Concerns Over Apple’s UK iCloud Encryption Deactivation

Apple’s decision to withdraw iCloud end-to-end encryption in the United Kingdom has privacy and security advocates worried that the British government could scan and surveil sensitive information of Apple users worldwide.

Apple on Friday deactivated its Advanced Data Protection feature in the U.K. after the British Home Office reportedly requested backdoor access (see: Apple Withdraws Strong Encryption Feature for All UK Users).

See Also: Cracking the Code: Securing Machine Identities

The feature ensures that iCloud content such as messages and photos can only be decrypted on trusted devices. Starting Friday, the company has told users to deactivate the feature or risk losing access to iCloud.

“This could expose vast amounts of data to state-sponsored attackers,” said Matthew Green, an applied cryptography professor at Johns Hopkins University.

Calling the U.K. government demand a “digitally illiterate” decision, Signal President Meredith Whittaker said Apple’s decision can erode the “foundation of cybersecurity.”

“This move doesn’t just endanger people who use Apple in the U.K. This impacts anyone who shares sensitive information with these people,” Whittaker said.

The move from Apple is the latest development in a long-standing fight between law-enforcement agencies and tech companies over encryption dating to the first rollout of encrypted communications for consumers late last century. Tech companies including Apple, WhatsApp and Signal maintain that weakening encryption to facilitate governmental access to user content amounts to ushering in hackers, who inevitably would seize on the weakness for their own ends. Law enforcement agencies argue that end-to-end encryption hinders evidence collection, notwithstanding routine access to user metadata – and often to the underlying content itself, whether due to user carelessness or a technical flaw in the software.

The 2016 Investigatory Powers Act empowers the government to issue “technical capability notices” to tech companies, requiring them to have in place technology guaranteeing compliance with an order to access user content. Derided by opponents as a “Snooper’s Charter,” the law prohibits companies from disclosing such requests. An unidentified source leaked government’s Apple request to the Washington Post.

“In the worst-case interpretation of the law, the U.K. might now be the arbiter of all cybersecurity defense measures globally,” Green said. “Her Majesty’s Government could effectively ‘cap’ the amount of digital security that customers anywhere in the world can depend on, without users even knowing that cap was in place,” he added.

British lawmakers in 2023 also approved the Online Safety Act, permitting the U.K. Office of Communications to order online intermediaries, including chat apps such as WhatsApp and search engines such as Google, to use “accredited technology” to scan for child sexual exploitation and abuse material – a requirement potentially at odds with end-to-end encryption (see: UK Parliament Approves Online Safety Bill).

“No other government has this capacity to make these ‘orders’. And every time the Home Office ‘updates’ these laws they keep expanding their remit,” said Gus Hosein, executive director at Privacy International.

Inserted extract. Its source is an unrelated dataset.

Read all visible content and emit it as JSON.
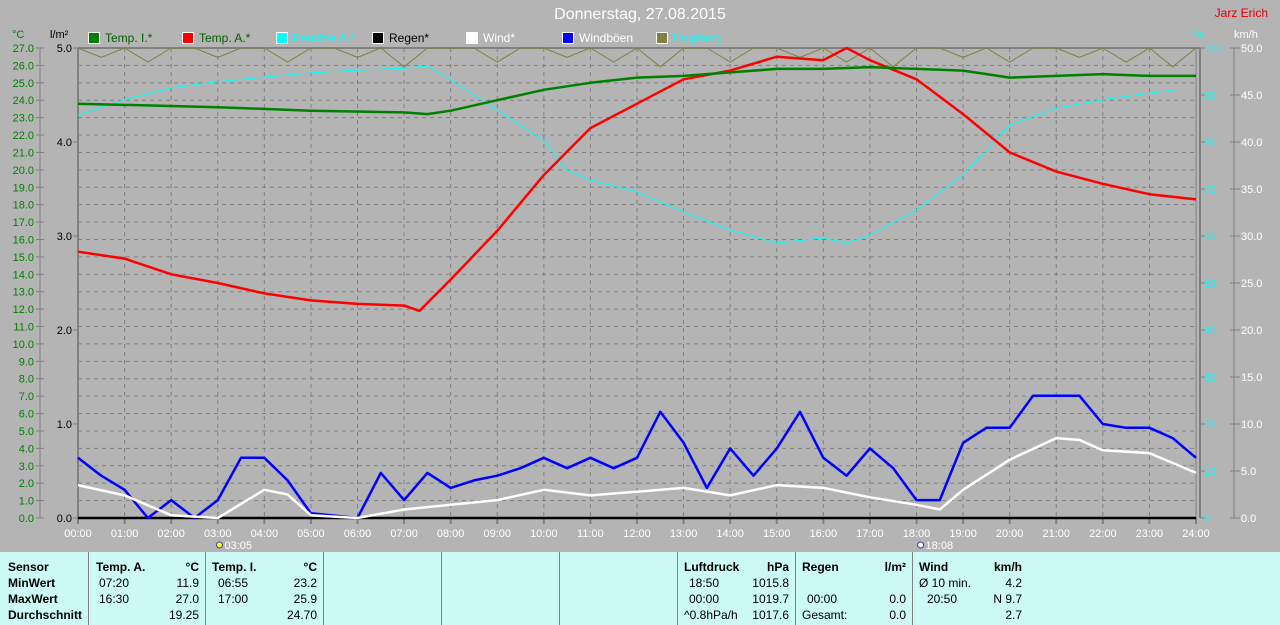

Josh Moore, a British cybersecurity expert on Friday opened a Change.org petition calling on the government to ensure the security of Apple users and their other fundamental rights are not compromised following the withdrawal of the Advanced Data Protection.

If the petition garners 10,000 signatures, it will get a response from the government; if it exceeds 100,000, then the petition will be debated in the U.K. Parliament.

An Apple spokesperson said it remains “committed to offering” the highest level of security for its users in the U.K. “As we have said many times before, we have never built a backdoor or master key to any of our products or services and we never will,” the spokesperson said.

The U.K. Home Office did not respond to requests seeking comments.